Wednesday, May 15, 2013

Dating of Mark

I’ve discussed various positions regarding when Mark’s Gospel was written. The traditional dating method (absent any internal indication or external reference) would be to presume it was written after the last recorded incident. As Mark 13 refers to the sacking of Jerusalem, we date it after 70 CE—the year Jerusalem was besieged and fell.

In any other instance this is so obvious as to be unnecessary to point out. But we are talking a canonical book from the New Testament…and to many Christian apologists, 70 CE seems too removed from Jesus’ lifetime. Especially as it is the earliest book, making Matthew, Luke and John even later.

So they claim Mark 13 is a supernatural event, wherein Jesus was accurately predicting Jerusalem’s fall and we are simply predisposed against such a proposition by our philosophical naturalism. I happened across this outstanding blog, (sadly gone MIA) generating some thoughts. The blog author states, “[T]he historians Tacitus (Ann. 6.20), Suetonius (Gal. 4), and Cassius Dio (64.1) all agree that the emperor Tiberius used his knowledge of astrology to predict the future emperor Galba’s reign.”

[For a very brief background, Tiberius was Caesar during Jesus’ time period, Galba became emperor later in the Year of the Four Emperors (June 68 CE – December 69 CE)]

We have three (3) independent sources all agreeing Galba’s reign was prophesied.

Tacitus Annals 6.20 states, “I must not pass over a prognostication of Tiberius respecting Servius Galba, then consul. Having sent for him and sounded him on various topics, he at last addressed him in Greek to this effect: ‘You too, Galba, will some day have a taste of empire.’ He thus hinted at a brief span of power late in life, on the strength of his acquaintance with the art of astrologers…”

Suetonius in Life of Galba 4 indicates, “It is well known that when he was still a boy and called to pay his respects to Augustus with others of his age, the emperor pinched his cheek and said in Greek: ‘Thou too, child, wilt have a nibble at this power of mine. Tiberius too, when he heard that Galba was destined to be emperor, but in his old age, said: ‘Well, let him live then, since that does not concern me.’”

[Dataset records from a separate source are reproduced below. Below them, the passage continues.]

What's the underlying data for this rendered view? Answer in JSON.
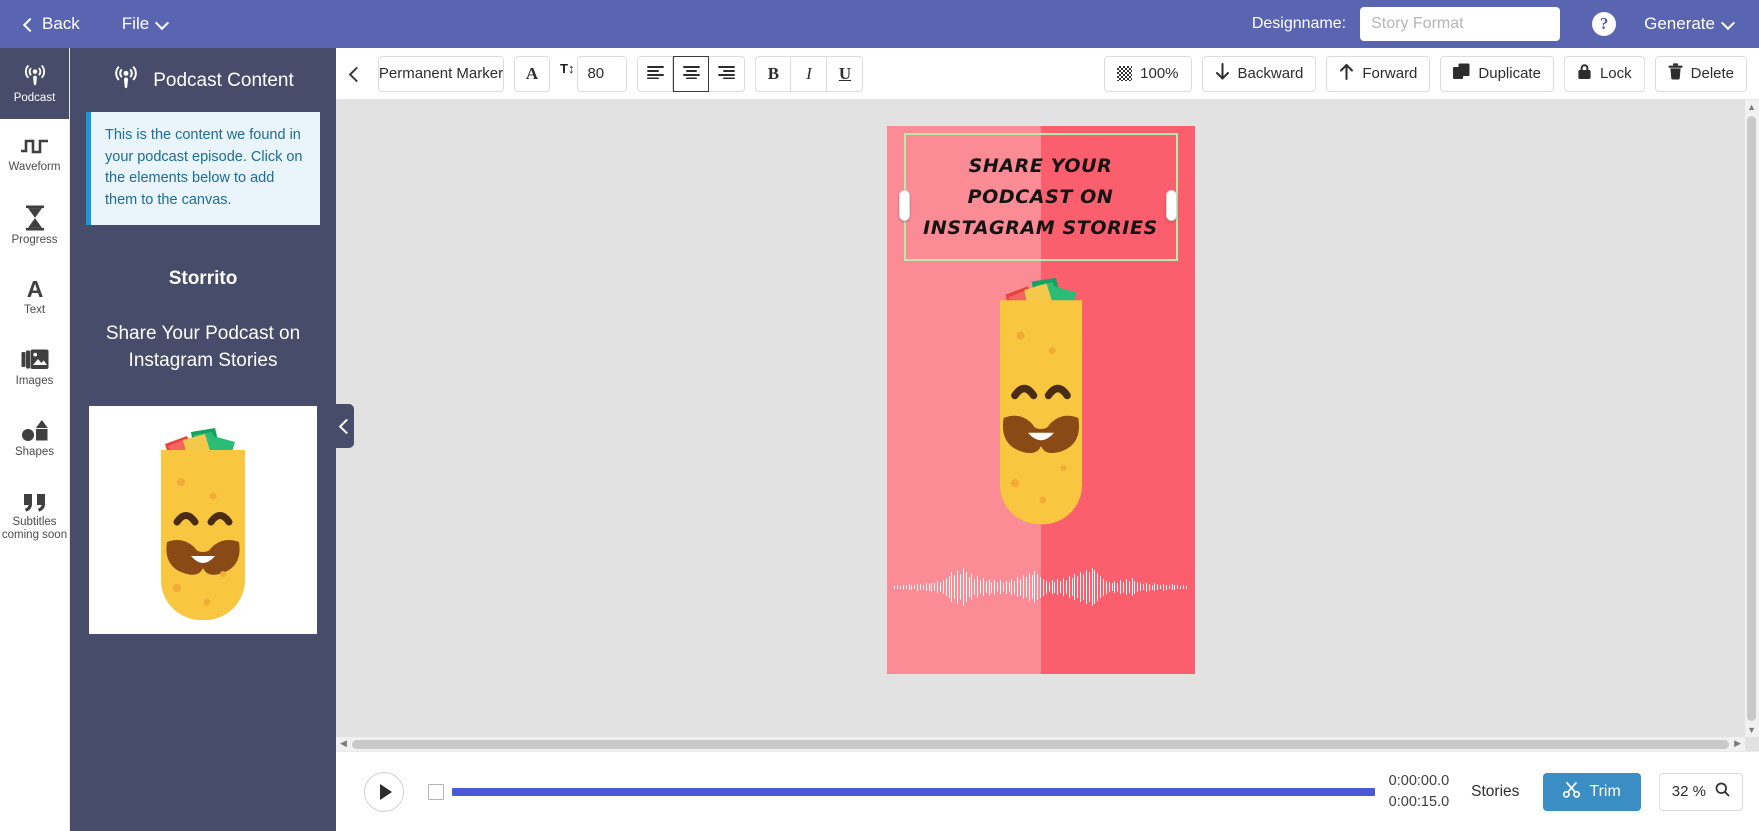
{
  "topbar": {
    "back_label": "Back",
    "file_label": "File",
    "designname_label": "Designname:",
    "designname_value": "",
    "designname_placeholder": "Story Format",
    "help_glyph": "?",
    "generate_label": "Generate",
    "bg_color": "#5965b0"
  },
  "rail": {
    "items": [
      {
        "label": "Podcast",
        "icon": "podcast-icon",
        "active": true
      },
      {
        "label": "Waveform",
        "icon": "waveform-icon",
        "active": false
      },
      {
        "label": "Progress",
        "icon": "hourglass-icon",
        "active": false
      },
      {
        "label": "Text",
        "icon": "text-a-icon",
        "active": false
      },
      {
        "label": "Images",
        "icon": "images-icon",
        "active": false
      },
      {
        "label": "Shapes",
        "icon": "shapes-icon",
        "active": false
      },
      {
        "label": "Subtitles coming soon",
        "icon": "quote-icon",
        "active": false
      }
    ]
  },
  "panel": {
    "header_title": "Podcast Content",
    "header_icon": "podcast-icon",
    "alert_text": "This is the content we found in your podcast episode. Click on the elements below to add them to the canvas.",
    "alert_accent": "#1c97d6",
    "podcast_name": "Storrito",
    "episode_title": "Share Your Podcast on Instagram Stories",
    "thumbnail_alt": "burrito-artwork",
    "bg_color": "#464c69"
  },
  "toolbar": {
    "collapse_icon": "chevron-left-icon",
    "font_family": "Permanent Marker",
    "text_color_label": "A",
    "font_size_icon": "T↕",
    "font_size": "80",
    "align_left": "align-left-icon",
    "align_center": "align-center-icon",
    "align_right": "align-right-icon",
    "align_selected": "center",
    "bold": "B",
    "italic": "I",
    "underline": "U",
    "opacity_label": "100%",
    "backward_label": "Backward",
    "forward_label": "Forward",
    "duplicate_label": "Duplicate",
    "lock_label": "Lock",
    "delete_label": "Delete"
  },
  "canvas": {
    "title_lines": [
      "Share your",
      "Podcast on",
      "Instagram Stories"
    ],
    "selection_color": "#b5ecaa",
    "bg_left": "#fb8b95",
    "bg_right": "#fb5f6d",
    "waveform_color": "#ffffff"
  },
  "player": {
    "play_icon": "play-icon",
    "time_current": "0:00:00.0",
    "time_total": "0:00:15.0",
    "format_label": "Stories",
    "trim_label": "Trim",
    "trim_icon": "scissors-icon",
    "trim_color": "#3a8ec4",
    "zoom_level": "32 %",
    "zoom_icon": "magnifier-icon",
    "track_color": "#4a59d6"
  }
}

Cassius Dio in Roman History: 64.1 “Thus Galba was declared emperor, just as Tiberius had foretold when he said to him that he also should have a taste of the sovereignty.”

Of course, no one is claiming Tacitus, Suetonius or Cassius Dio wrote before Galba’s reign—the point I am making is such claimed prophetic predictions written long after the predicted events occurred were part and parcel of the genre. If a Christian says I am predisposed against Christian prophesying, are they equally predisposed against astrological prophesying? Or do they think Tiberius really did predict Galba’s reign?

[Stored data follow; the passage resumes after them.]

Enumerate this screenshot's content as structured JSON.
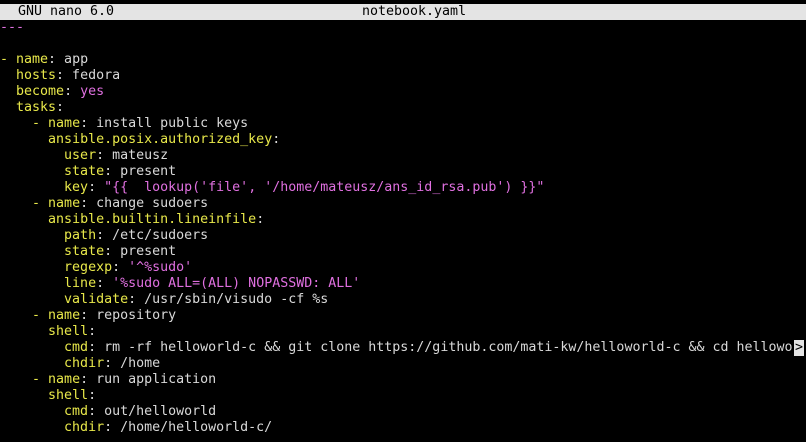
{
  "titlebar": {
    "version": "GNU nano 6.0",
    "filename": "notebook.yaml"
  },
  "colors": {
    "key": "#e8e84a",
    "value": "#d9d9d9",
    "string": "#e070e0",
    "dash": "#e8e84a",
    "docstart": "#e070e0",
    "bool": "#e070e0"
  },
  "lines": [
    {
      "indent": "",
      "parts": [
        {
          "t": "---",
          "c": "docstart"
        }
      ]
    },
    {
      "indent": "",
      "parts": []
    },
    {
      "indent": "",
      "parts": [
        {
          "t": "- ",
          "c": "dash"
        },
        {
          "t": "name",
          "c": "key"
        },
        {
          "t": ": app",
          "c": "value"
        }
      ]
    },
    {
      "indent": "  ",
      "parts": [
        {
          "t": "hosts",
          "c": "key"
        },
        {
          "t": ": fedora",
          "c": "value"
        }
      ]
    },
    {
      "indent": "  ",
      "parts": [
        {
          "t": "become",
          "c": "key"
        },
        {
          "t": ": ",
          "c": "value"
        },
        {
          "t": "yes",
          "c": "bool"
        }
      ]
    },
    {
      "indent": "  ",
      "parts": [
        {
          "t": "tasks",
          "c": "key"
        },
        {
          "t": ":",
          "c": "value"
        }
      ]
    },
    {
      "indent": "    ",
      "parts": [
        {
          "t": "- ",
          "c": "dash"
        },
        {
          "t": "name",
          "c": "key"
        },
        {
          "t": ": install public keys",
          "c": "value"
        }
      ]
    },
    {
      "indent": "      ",
      "parts": [
        {
          "t": "ansible.posix.authorized_key",
          "c": "key"
        },
        {
          "t": ":",
          "c": "value"
        }
      ]
    },
    {
      "indent": "        ",
      "parts": [
        {
          "t": "user",
          "c": "key"
        },
        {
          "t": ": mateusz",
          "c": "value"
        }
      ]
    },
    {
      "indent": "        ",
      "parts": [
        {
          "t": "state",
          "c": "key"
        },
        {
          "t": ": present",
          "c": "value"
        }
      ]
    },
    {
      "indent": "        ",
      "parts": [
        {
          "t": "key",
          "c": "key"
        },
        {
          "t": ": ",
          "c": "value"
        },
        {
          "t": "\"{{  lookup('file', '/home/mateusz/ans_id_rsa.pub') }}\"",
          "c": "string"
        }
      ]
    },
    {
      "indent": "    ",
      "parts": [
        {
          "t": "- ",
          "c": "dash"
        },
        {
          "t": "name",
          "c": "key"
        },
        {
          "t": ": change sudoers",
          "c": "value"
        }
      ]
    },
    {
      "indent": "      ",
      "parts": [
        {
          "t": "ansible.builtin.lineinfile",
          "c": "key"
        },
        {
          "t": ":",
          "c": "value"
        }
      ]
    },
    {
      "indent": "        ",
      "parts": [
        {
          "t": "path",
          "c": "key"
        },
        {
          "t": ": /etc/sudoers",
          "c": "value"
        }
      ]
    },
    {
      "indent": "        ",
      "parts": [
        {
          "t": "state",
          "c": "key"
        },
        {
          "t": ": present",
          "c": "value"
        }
      ]
    },
    {
      "indent": "        ",
      "parts": [
        {
          "t": "regexp",
          "c": "key"
        },
        {
          "t": ": ",
          "c": "value"
        },
        {
          "t": "'^%sudo'",
          "c": "string"
        }
      ]
    },
    {
      "indent": "        ",
      "parts": [
        {
          "t": "line",
          "c": "key"
        },
        {
          "t": ": ",
          "c": "value"
        },
        {
          "t": "'%sudo ALL=(ALL) NOPASSWD: ALL'",
          "c": "string"
        }
      ]
    },
    {
      "indent": "        ",
      "parts": [
        {
          "t": "validate",
          "c": "key"
        },
        {
          "t": ": /usr/sbin/visudo -cf %s",
          "c": "value"
        }
      ]
    },
    {
      "indent": "    ",
      "parts": [
        {
          "t": "- ",
          "c": "dash"
        },
        {
          "t": "name",
          "c": "key"
        },
        {
          "t": ": repository",
          "c": "value"
        }
      ]
    },
    {
      "indent": "      ",
      "parts": [
        {
          "t": "shell",
          "c": "key"
        },
        {
          "t": ":",
          "c": "value"
        }
      ]
    },
    {
      "indent": "        ",
      "parts": [
        {
          "t": "cmd",
          "c": "key"
        },
        {
          "t": ": rm -rf helloworld-c && git clone https://github.com/mati-kw/helloworld-c && cd hellowo",
          "c": "value"
        }
      ],
      "overflow": ">"
    },
    {
      "indent": "        ",
      "parts": [
        {
          "t": "chdir",
          "c": "key"
        },
        {
          "t": ": /home",
          "c": "value"
        }
      ]
    },
    {
      "indent": "    ",
      "parts": [
        {
          "t": "- ",
          "c": "dash"
        },
        {
          "t": "name",
          "c": "key"
        },
        {
          "t": ": run application",
          "c": "value"
        }
      ]
    },
    {
      "indent": "      ",
      "parts": [
        {
          "t": "shell",
          "c": "key"
        },
        {
          "t": ":",
          "c": "value"
        }
      ]
    },
    {
      "indent": "        ",
      "parts": [
        {
          "t": "cmd",
          "c": "key"
        },
        {
          "t": ": out/helloworld",
          "c": "value"
        }
      ]
    },
    {
      "indent": "        ",
      "parts": [
        {
          "t": "chdir",
          "c": "key"
        },
        {
          "t": ": /home/helloworld-c/",
          "c": "value"
        }
      ]
    }
  ]
}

The next time I am having a discussion about the dating of Mark, and whether it is my naturalistic predisposition not seeing Mark 13 as a “true” prophecy—I will ask the Christian what their horoscope said today.

They dare not scoff at astrology, because that would equally be naturalistic predisposition toward skepticism on predictions.

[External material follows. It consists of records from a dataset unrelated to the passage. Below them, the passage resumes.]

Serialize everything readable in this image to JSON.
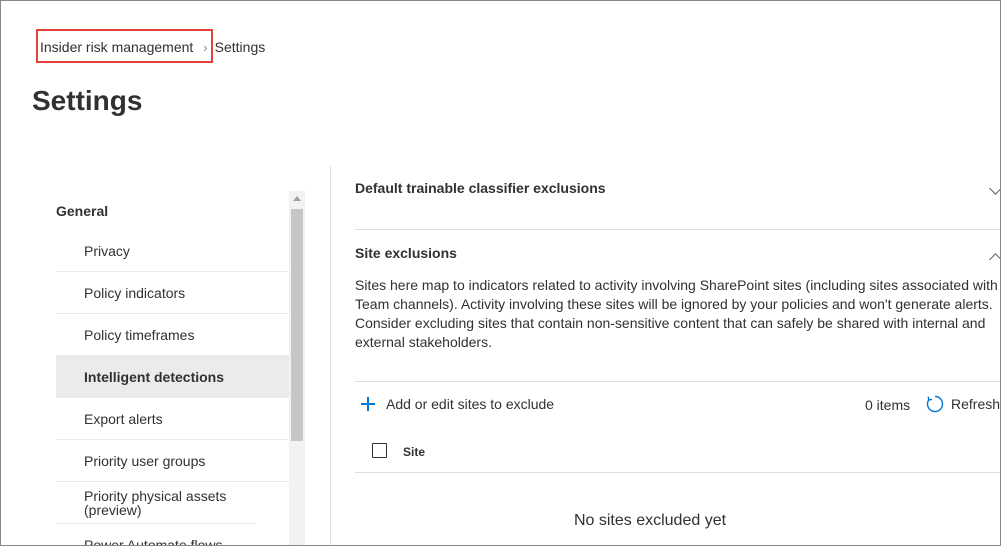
{
  "breadcrumb": {
    "root": "Insider risk management",
    "current": "Settings"
  },
  "page": {
    "title": "Settings"
  },
  "nav": {
    "section_title": "General",
    "items": [
      {
        "label": "Privacy"
      },
      {
        "label": "Policy indicators"
      },
      {
        "label": "Policy timeframes"
      },
      {
        "label": "Intelligent detections",
        "selected": true
      },
      {
        "label": "Export alerts"
      },
      {
        "label": "Priority user groups"
      },
      {
        "label": "Priority physical assets (preview)"
      },
      {
        "label": "Power Automate flows"
      }
    ]
  },
  "sections": {
    "classifier": {
      "title": "Default trainable classifier exclusions"
    },
    "site": {
      "title": "Site exclusions",
      "description": "Sites here map to indicators related to activity involving SharePoint sites (including sites associated with Team channels). Activity involving these sites will be ignored by your policies and won't generate alerts. Consider excluding sites that contain non-sensitive content that can safely be shared with internal and external stakeholders."
    }
  },
  "toolbar": {
    "add_label": "Add or edit sites to exclude",
    "items_count": "0 items",
    "refresh_label": "Refresh"
  },
  "table": {
    "column_site": "Site",
    "empty_message": "No sites excluded yet"
  },
  "colors": {
    "accent": "#0078d4",
    "highlight": "#e2443d",
    "selected_bg": "#edebe9"
  }
}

  1. It does seem "obvious." Unfortunately obvious is hard to see when you are defending an inerrant, inspired text. The dogma becomes more important than the obvious.

    I had a Christian tell me on Twitter that the gospels were written before Jesus, so they are ALL prophetic. Never heard this before...

    Goes to show I can still be surprised by Evangelicals. Kinda like the guy who left a comment today that said my capitalizing Jesus and God are proof that I am not an atheist. :)

    As always, great post, my friend.


  2. But evangelical Christians and fundamentalists would not scoff at your example. They do believe in there being non-God- related supernatural powers. They think that power comes from Satan, or demons, evil spirits...etc.

    So, I don't know that your example would be of any use to you in arguing with them. In fact, it may work against you.

    "See," they'll say,"Christians aren't the only one who experience supernatural knowledge of some sort."

  3. Alas, I agree. There is no telling what heights some Christians take to sustain belief.

    But more importantly, the link is fixed regarding the blog. If you want to read some REAL intelligence, I suggest popping over to Celsus’ blog. It is in my link list.

    The 10/42 controversy is a must-read.

  4. Thanks for citing my blog! Just as additional note, the technical term for prophecies that are made after the event they predict is "ex eventu prophecies." They occur throughout ancient literature, biblical and pagan, so there is no excessive skepticism needed at all to assume one took place in the Gospels.

  5. Who were the Christians before the reformation?